Nos collègues du palais Bourbon ont profité du PLFSS pour tenter d'obtenir du Gouvernement un certain nombre de garanties. Yves Bur, rapporteur pour avis, a défendu un amendement définissant pour 2005 la nature des dépenses afférentes à la section des personnes âgées et à la section des personnes handicapées, répondant ainsi, mais en partie seulement, à notre exigence de voir les soins aux personnes en perte d'autonomie, quel que soit leur âge, rester du ressort de l'assurance maladie.

Il reste, monsieur le secrétaire d'Etat, que vous n'avez pas donné votre accord à une autre proposition de nature à lever toute ambiguïté sur les compétences respectives de la CNSA et de l'assurance maladie.

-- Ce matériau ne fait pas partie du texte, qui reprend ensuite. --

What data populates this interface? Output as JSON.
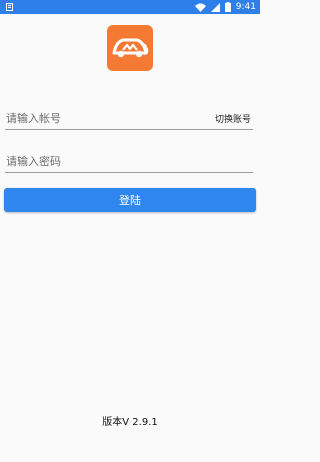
{
  "status_bar": {
    "time": "9:41",
    "icons": [
      "notification-icon",
      "wifi-icon",
      "signal-icon",
      "battery-icon"
    ]
  },
  "app": {
    "logo_icon": "car-wrench-logo"
  },
  "form": {
    "account_placeholder": "请输入帐号",
    "switch_account_label": "切换账号",
    "password_placeholder": "请输入密码",
    "login_label": "登陆"
  },
  "footer": {
    "version_text": "版本V 2.9.1"
  },
  "colors": {
    "status_bar": "#2e7fe8",
    "logo_background": "#f47a34",
    "primary_button": "#2f86ee"
  }
}
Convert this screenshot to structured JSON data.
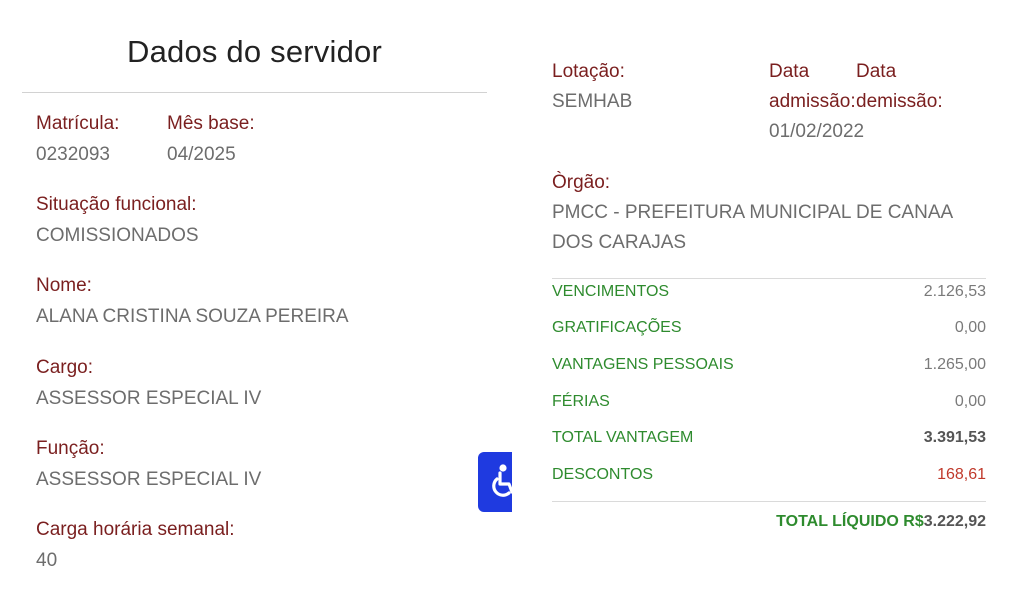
{
  "left": {
    "title": "Dados do servidor",
    "matricula": {
      "label": "Matrícula:",
      "value": "0232093"
    },
    "mes_base": {
      "label": "Mês base:",
      "value": "04/2025"
    },
    "situacao": {
      "label": "Situação funcional:",
      "value": "COMISSIONADOS"
    },
    "nome": {
      "label": "Nome:",
      "value": "ALANA CRISTINA SOUZA PEREIRA"
    },
    "cargo": {
      "label": "Cargo:",
      "value": "ASSESSOR ESPECIAL IV"
    },
    "funcao": {
      "label": "Função:",
      "value": "ASSESSOR ESPECIAL IV"
    },
    "carga": {
      "label": "Carga horária semanal:",
      "value": "40"
    },
    "accessibility_icon": "wheelchair-icon",
    "accessibility_color": "#1f3ae0"
  },
  "right": {
    "lotacao": {
      "label": "Lotação:",
      "value": "SEMHAB"
    },
    "data_admissao": {
      "label_line1": "Data",
      "label_line2": "admissão:",
      "value": "01/02/2022"
    },
    "data_demissao": {
      "label_line1": "Data",
      "label_line2": "demissão:"
    },
    "orgao": {
      "label": "Òrgão:",
      "value_line1": "PMCC - PREFEITURA MUNICIPAL DE CANAA",
      "value_line2": "DOS CARAJAS"
    },
    "summary": {
      "vencimentos": {
        "label": "VENCIMENTOS",
        "value": "2.126,53"
      },
      "gratificacoes": {
        "label": "GRATIFICAÇÕES",
        "value": "0,00"
      },
      "vantagens_pessoais": {
        "label": "VANTAGENS PESSOAIS",
        "value": "1.265,00"
      },
      "ferias": {
        "label": "FÉRIAS",
        "value": "0,00"
      },
      "total_vantagem": {
        "label": "TOTAL VANTAGEM",
        "value": "3.391,53"
      },
      "descontos": {
        "label": "DESCONTOS",
        "value": "168,61"
      }
    },
    "total_liquido": {
      "label": "TOTAL LÍQUIDO R$",
      "value": "3.222,92"
    }
  },
  "colors": {
    "label": "#7a1f1f",
    "value": "#6d6d6d",
    "summary_label": "#2e8b2e",
    "descontos": "#c0392b"
  }
}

Je fais référence à l'amendement précisant que, dans les établissements médico-sociaux accueillant des personnes âgées ou handicapées, la rémunération des professionnels inscrits au code de la santé publique et de leurs collaborateurs, les matériels et les traitements prescrits sont financés par les régimes obligatoires de l'assurance maladie.

Cette proposition de financement par l'ONDAM de tous les métiers de la santé que les sénateurs communistes ont portée cet été lors du débat sur l'assurance maladie, comme d'autres parlementaires d'ailleurs, est toujours d'actualité, selon la fédération hospitalière de France.

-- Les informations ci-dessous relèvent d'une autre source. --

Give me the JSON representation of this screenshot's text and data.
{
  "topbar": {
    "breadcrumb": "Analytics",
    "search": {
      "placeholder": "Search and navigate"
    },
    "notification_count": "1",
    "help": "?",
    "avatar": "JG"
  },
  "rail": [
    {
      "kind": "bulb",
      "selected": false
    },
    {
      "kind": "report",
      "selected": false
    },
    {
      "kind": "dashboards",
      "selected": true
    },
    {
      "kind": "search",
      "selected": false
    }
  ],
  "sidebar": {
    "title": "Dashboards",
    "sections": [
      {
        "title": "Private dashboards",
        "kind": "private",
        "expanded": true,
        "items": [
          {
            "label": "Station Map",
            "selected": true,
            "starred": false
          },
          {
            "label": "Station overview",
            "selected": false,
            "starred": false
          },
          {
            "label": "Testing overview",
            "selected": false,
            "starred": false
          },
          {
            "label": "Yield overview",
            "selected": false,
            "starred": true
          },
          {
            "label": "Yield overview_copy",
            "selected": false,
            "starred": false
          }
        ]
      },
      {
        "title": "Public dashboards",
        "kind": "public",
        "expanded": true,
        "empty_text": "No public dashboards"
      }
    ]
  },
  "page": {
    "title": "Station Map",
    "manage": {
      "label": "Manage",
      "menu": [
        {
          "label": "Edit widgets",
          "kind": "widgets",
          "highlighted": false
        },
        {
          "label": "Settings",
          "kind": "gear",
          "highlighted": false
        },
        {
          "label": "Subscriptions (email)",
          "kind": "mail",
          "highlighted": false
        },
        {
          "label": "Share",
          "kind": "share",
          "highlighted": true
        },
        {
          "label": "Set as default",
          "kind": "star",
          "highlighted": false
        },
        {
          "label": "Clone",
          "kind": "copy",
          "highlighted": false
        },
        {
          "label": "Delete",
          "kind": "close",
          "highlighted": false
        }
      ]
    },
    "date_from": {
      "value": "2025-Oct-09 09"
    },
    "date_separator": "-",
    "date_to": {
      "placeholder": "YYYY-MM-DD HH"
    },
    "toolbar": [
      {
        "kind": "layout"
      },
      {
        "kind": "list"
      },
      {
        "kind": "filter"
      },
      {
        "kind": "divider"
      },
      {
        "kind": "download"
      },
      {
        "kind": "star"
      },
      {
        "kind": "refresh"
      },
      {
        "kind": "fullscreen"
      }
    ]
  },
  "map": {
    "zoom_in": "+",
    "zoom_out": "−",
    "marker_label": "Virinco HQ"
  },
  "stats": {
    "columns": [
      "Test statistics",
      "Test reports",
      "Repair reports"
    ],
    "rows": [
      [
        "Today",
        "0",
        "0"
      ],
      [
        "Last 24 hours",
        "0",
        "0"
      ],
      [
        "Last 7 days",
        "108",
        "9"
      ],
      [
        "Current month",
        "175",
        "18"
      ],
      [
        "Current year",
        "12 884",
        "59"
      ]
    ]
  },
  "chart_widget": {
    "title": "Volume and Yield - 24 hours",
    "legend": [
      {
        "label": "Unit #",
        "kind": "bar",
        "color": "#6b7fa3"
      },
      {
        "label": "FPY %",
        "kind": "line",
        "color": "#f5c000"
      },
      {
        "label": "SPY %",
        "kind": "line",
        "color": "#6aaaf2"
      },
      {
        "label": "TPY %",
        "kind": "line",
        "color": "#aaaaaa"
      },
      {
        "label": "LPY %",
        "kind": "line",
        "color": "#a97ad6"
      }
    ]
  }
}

Vous me direz, monsieur le secrétaire d'Etat, qu'entre-temps le Sénat a examiné en deuxième lecture le projet de loi sur le handicap. Outre le fait que le Gouvernement en a effectivement profité pour déposer une série d'amendements restrictifs sur la question de l'accessibilité des transports et des lieux publics ou sur les délégations possibles de soins, notamment, fâchant ainsi les associations et les infirmières, il a également saisi cette occasion pour mettre en place le dispositif institutionnel de la CNSA au mépris de l'engagement pris d'une seconde loi et de l'avis négatif des organismes de sécurité sociale.

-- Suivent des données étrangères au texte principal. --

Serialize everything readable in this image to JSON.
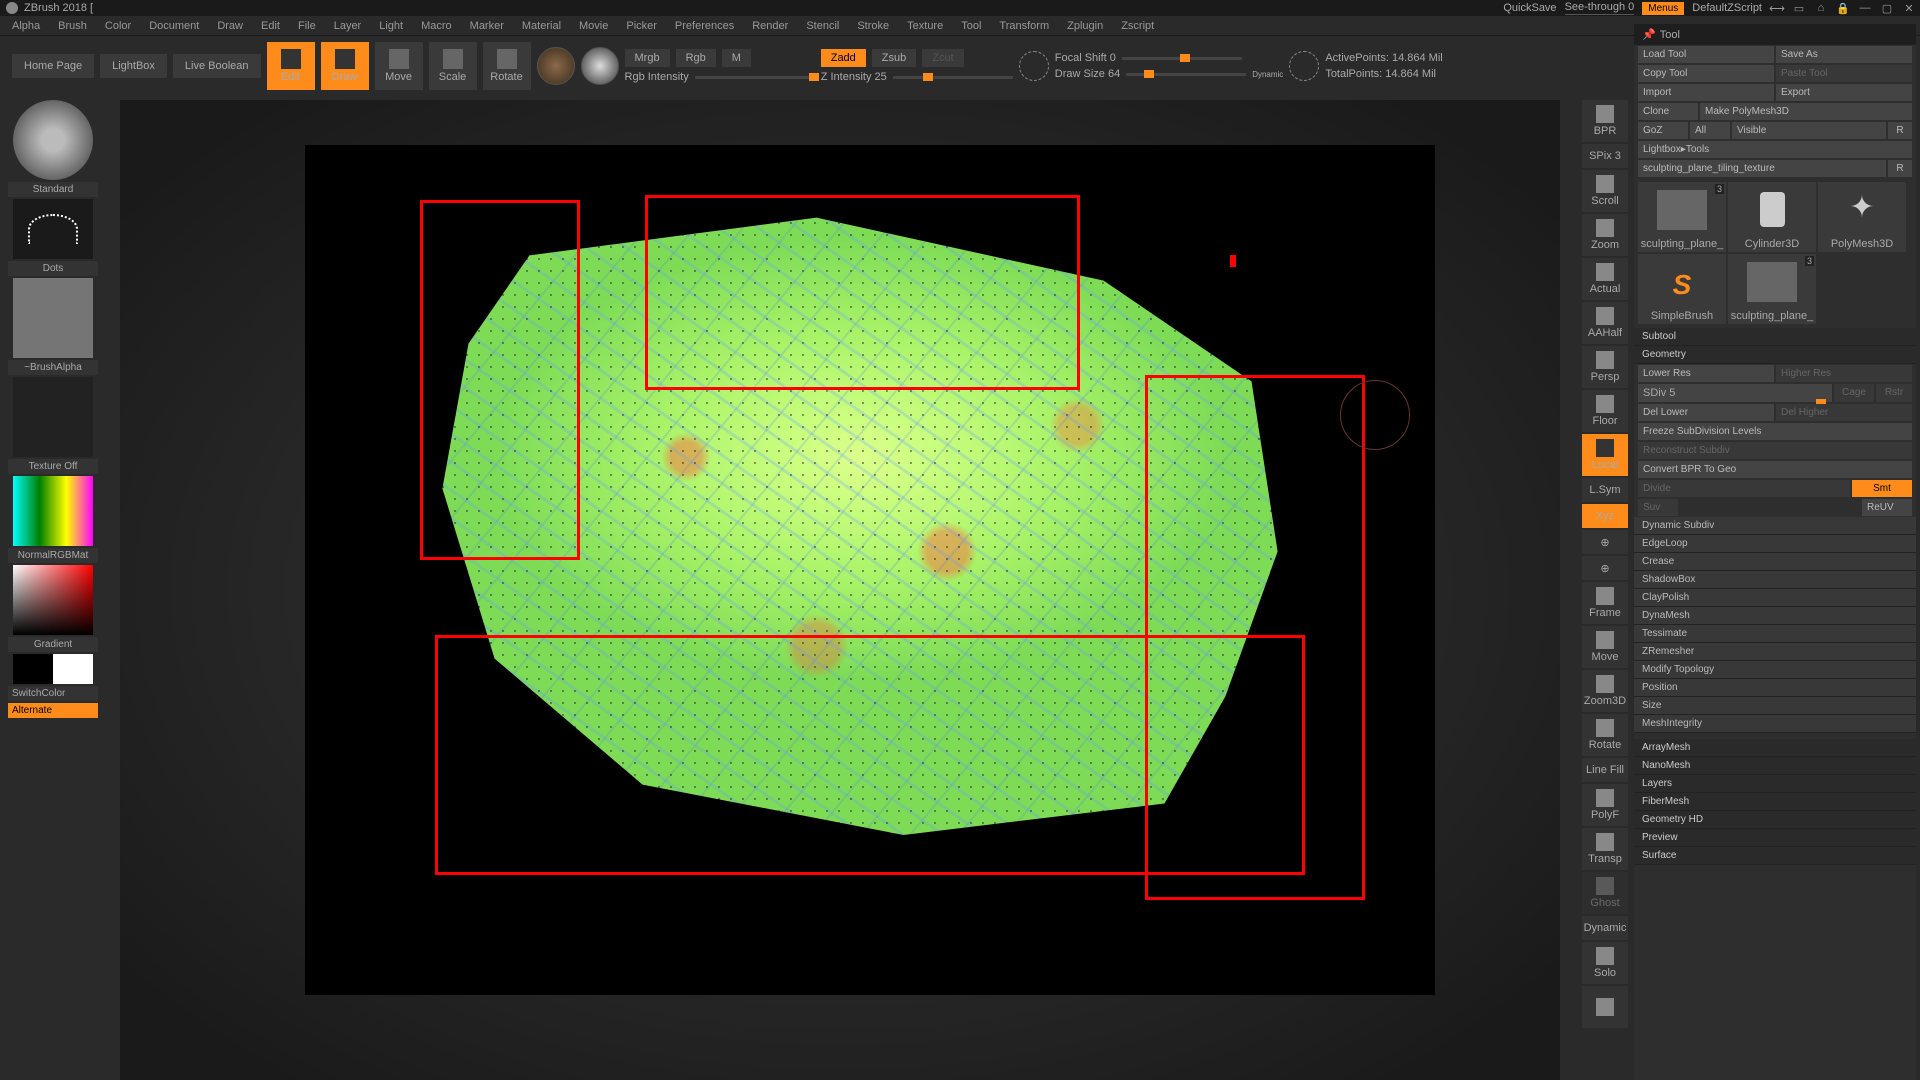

Certes, le principe d'universalité de l'assurance maladie a été confirmé. Pour autant, aucune garantie réelle n'a été posée contre de futurs transferts de financements. La frontière entre ce qui relève du domaine de la santé et ce qui relève du domaine social reste à définir.

Si nous continuons à voter l'ONDAM médico-social, ces crédits seront transférés à la CNSA, qui les répartira en fonction des programmes interdépartementaux de prise en charge des handicaps et de la perte d'autonomie. Non seulement ce dispositif est d'une complexité redoutable, comme vous l'avez noté, monsieur le rapporteur, mais, de surcroît, il augmente les risques d'un démantèlement de la sécurité sociale.

Quelle est la légitimité de la CNSA pour gérer l'essentiel de l'ONDAM médico-social, une fraction de l'ONDAM sanitaire pour les unités de séjour de longue durée et la contribution de 0, 3 % au titre de la journée de solidarité ? De quels moyens disposerons-nous pour vérifier l'affectation de ce nouveau prélèvement aux établissements médico-sociaux ?

Des voix s'élèvent déjà aujourd'hui pour tenter de savoir pourquoi le prélèvement de 40 % sur la contribution de 0, 3 % provenant du jour férié et affectée à la médicalisation des établissements médico-sociaux a été réduite de moitié.

Dans ces conditions, vous comprendrez, mes chers collègues, qu'il nous soit impossible de nous contenter de la réponse faite par d'aucuns aux critiques formulées.

Le fait que, cette année, la CNSA apporte 480 millions d'euros à l'ONDAM médico-social ne saurait suffire en soi. Pour nous, ce résultat seul ne compte pas.

En tout état de cause, cette mobilisation de moyens supplémentaires sans commune mesure avec les chiffres annoncés par le Premier ministre au lendemain de la canicule -850 millions d'euros par an - ne peut justifier les moyens utilisés pour y parvenir.

Nous continuons de regretter vivement que ce gouvernement, par ses choix, qu'il s'agisse du mode de financement retenu - le jour férié - ou de l'architecture institutionnelle privilégiée - une agence - se soit interdit la seule réponse à hauteur des besoins des personnes en situation de handicap, à savoir l'intégration de ce risque nouveau qu'est la perte d'autonomie dans le champ de la sécurité sociale.

Monsieur le président, veuillez m'excuser d'avoir été un peu long, mais la complexité et l'importance des questions soulevées le justifiait.